Das ist natürlich eine dieser Unsäglichkeiten, für die McCain in den letzten Wochen bekannt geworden ist. Barack Obamas Wahlkampfsprecher Bill Burton hat schließlich nicht Unrecht, wenn er sagt: "John McCain sitzt seit 26 Jahren in Washington und hat bisher keinen Finger krumm gemacht, um die Wall Street zu regulieren und eine solche Krise zu verhindern."

Burton geht noch einen Schritt weiter: McCains Wahlkampf werde auch noch von den gleichen Lobbyisten organisiert, die in den letzten Jahren für eine ständige Lockerung aller Kontrollen im Finanzsektor eingetreten sind.
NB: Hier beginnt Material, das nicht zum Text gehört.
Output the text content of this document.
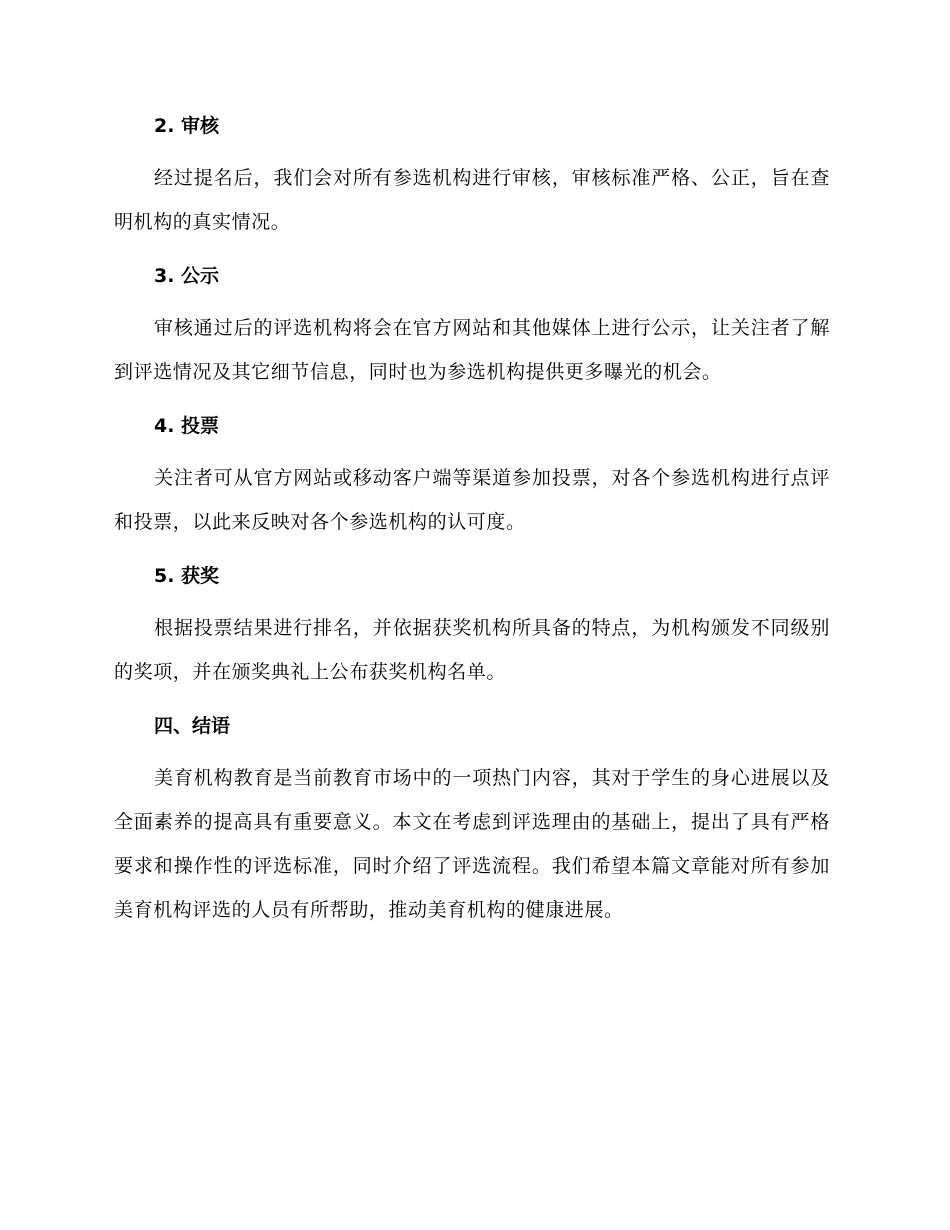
2. 审核

经过提名后，我们会对所有参选机构进行审核，审核标准严格、公正，旨在查明机构的真实情况。

3. 公示

审核通过后的评选机构将会在官方网站和其他媒体上进行公示，让关注者了解到评选情况及其它细节信息，同时也为参选机构提供更多曝光的机会。

4. 投票

关注者可从官方网站或移动客户端等渠道参加投票，对各个参选机构进行点评和投票，以此来反映对各个参选机构的认可度。

5. 获奖

根据投票结果进行排名，并依据获奖机构所具备的特点，为机构颁发不同级别的奖项，并在颁奖典礼上公布获奖机构名单。

四、结语

美育机构教育是当前教育市场中的一项热门内容，其对于学生的身心进展以及全面素养的提高具有重要意义。本文在考虑到评选理由的基础上，提出了具有严格要求和操作性的评选标准，同时介绍了评选流程。我们希望本篇文章能对所有参加美育机构评选的人员有所帮助，推动美育机构的健康进展。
Das stimmt, und es dürfte McCain auch Stimmen kosten. Zumal er auch nicht verhehlen kann, dass im aktuellen Wahlkampf ein guter Teil seiner Ausgaben direkt aus dem New Yorker Finanzdistrikt beglichen wird. Unter den großzügigsten Spendern war bisher Merrill Lynch, ausgerechnet die Investmentbank, von der künftig nur noch ein Name übrig bleiben wird.
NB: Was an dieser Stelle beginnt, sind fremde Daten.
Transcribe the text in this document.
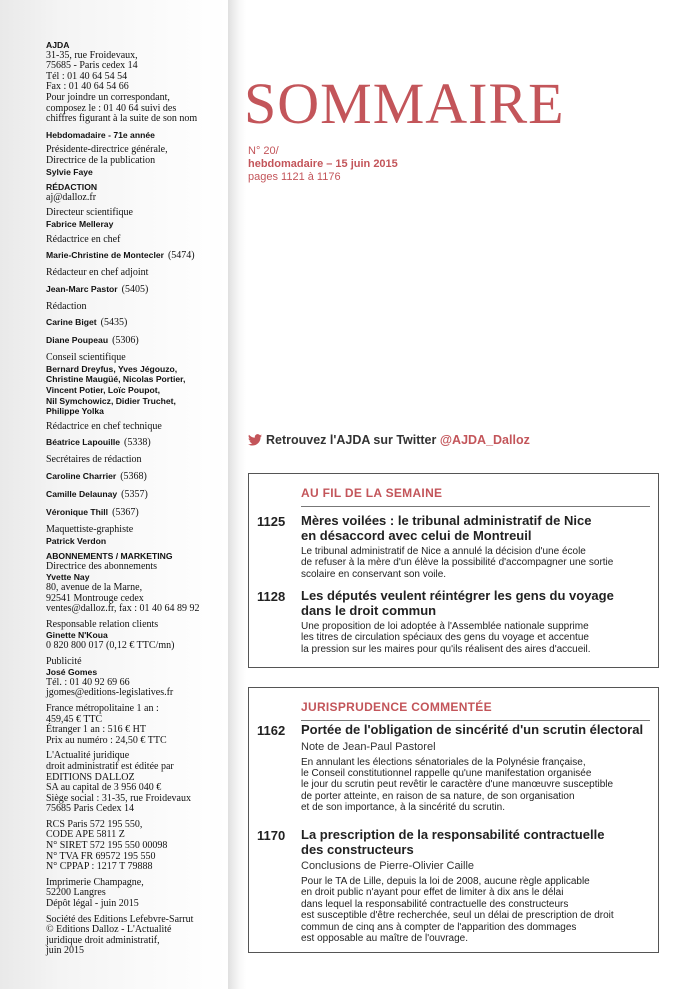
AJDA
31-35, rue Froidevaux,
75685 - Paris cedex 14
Tél : 01 40 64 54 54
Fax : 01 40 64 54 66
Pour joindre un correspondant,
composez le : 01 40 64 suivi des
chiffres figurant à la suite de son nom
Hebdomadaire - 71e année
Présidente-directrice générale,
Directrice de la publication
Sylvie Faye
RÉDACTION
aj@dalloz.fr
Directeur scientifique
Fabrice Melleray
Rédactrice en chef
Marie-Christine de Montecler (5474)
Rédacteur en chef adjoint
Jean-Marc Pastor (5405)
Rédaction
Carine Biget (5435)
Diane Poupeau (5306)
Conseil scientifique
Bernard Dreyfus, Yves Jégouzo,
Christine Maugüé, Nicolas Portier,
Vincent Potier, Loïc Poupot,
Nil Symchowicz, Didier Truchet,
Philippe Yolka
Rédactrice en chef technique
Béatrice Lapouille (5338)
Secrétaires de rédaction
Caroline Charrier (5368)
Camille Delaunay (5357)
Véronique Thill (5367)
Maquettiste-graphiste
Patrick Verdon
ABONNEMENTS / MARKETING
Directrice des abonnements
Yvette Nay
80, avenue de la Marne,
92541 Montrouge cedex
ventes@dalloz.fr, fax : 01 40 64 89 92
Responsable relation clients
Ginette N'Koua
0 820 800 017 (0,12 € TTC/mn)
Publicité
José Gomes
Tél. : 01 40 92 69 66
jgomes@editions-legislatives.fr
France métropolitaine 1 an :
459,45 € TTC
Étranger 1 an : 516 € HT
Prix au numéro : 24,50 € TTC
L'Actualité juridique
droit administratif est éditée par
EDITIONS DALLOZ
SA au capital de 3 956 040 €
Siège social : 31-35, rue Froidevaux
75685 Paris Cedex 14
RCS Paris 572 195 550,
CODE APE 5811 Z
N° SIRET 572 195 550 00098
N° TVA FR 69572 195 550
N° CPPAP : 1217 T 79888
Imprimerie Champagne,
52200 Langres
Dépôt légal - juin 2015
Société des Editions Lefebvre-Sarrut
© Editions Dalloz - L'Actualité
juridique droit administratif,
juin 2015
SOMMAIRE
N° 20/
hebdomadaire – 15 juin 2015
pages 1121 à 1176
Retrouvez l'AJDA sur Twitter @AJDA_Dalloz
AU FIL DE LA SEMAINE
1125 Mères voilées : le tribunal administratif de Nice
en désaccord avec celui de Montreuil
Le tribunal administratif de Nice a annulé la décision d'une école
de refuser à la mère d'un élève la possibilité d'accompagner une sortie
scolaire en conservant son voile.
1128 Les députés veulent réintégrer les gens du voyage
dans le droit commun
Une proposition de loi adoptée à l'Assemblée nationale supprime
les titres de circulation spéciaux des gens du voyage et accentue
la pression sur les maires pour qu'ils réalisent des aires d'accueil.
JURISPRUDENCE COMMENTÉE
1162 Portée de l'obligation de sincérité d'un scrutin électoral
Note de Jean-Paul Pastorel
En annulant les élections sénatoriales de la Polynésie française,
le Conseil constitutionnel rappelle qu'une manifestation organisée
le jour du scrutin peut revêtir le caractère d'une manœuvre susceptible
de porter atteinte, en raison de sa nature, de son organisation
et de son importance, à la sincérité du scrutin.
1170 La prescription de la responsabilité contractuelle
des constructeurs
Conclusions de Pierre-Olivier Caille
Pour le TA de Lille, depuis la loi de 2008, aucune règle applicable
en droit public n'ayant pour effet de limiter à dix ans le délai
dans lequel la responsabilité contractuelle des constructeurs
est susceptible d'être recherchée, seul un délai de prescription de droit
commun de cinq ans à compter de l'apparition des dommages
est opposable au maître de l'ouvrage.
In dieser Beziehung ist allerdings auch Barack Obama nicht ganz frei von Beziehungen: Unter seinen Top-Spendern war Lehman Brothers, die Bank, die seit dieser Woche im Konkursverfahren steckt. Beide haben über ihre Mitarbeiter jeweils hunderttausende von Dollar in die Wahlkampfkassen der jeweiligen Kandidaten gesteckt. Allzuviel Einfluss dürften sie sich damit aber nicht erkauft haben. Denn die jüngsten Pleiten und die umstrittenen Rettungspakete, die Washington manchen Firmen geschnürt hat, haben für einen solchen Aufruhr gesorgt, dass drastische Reformen an der Wall Street für den nächsten Präsidenten wohl unumgänglich sind.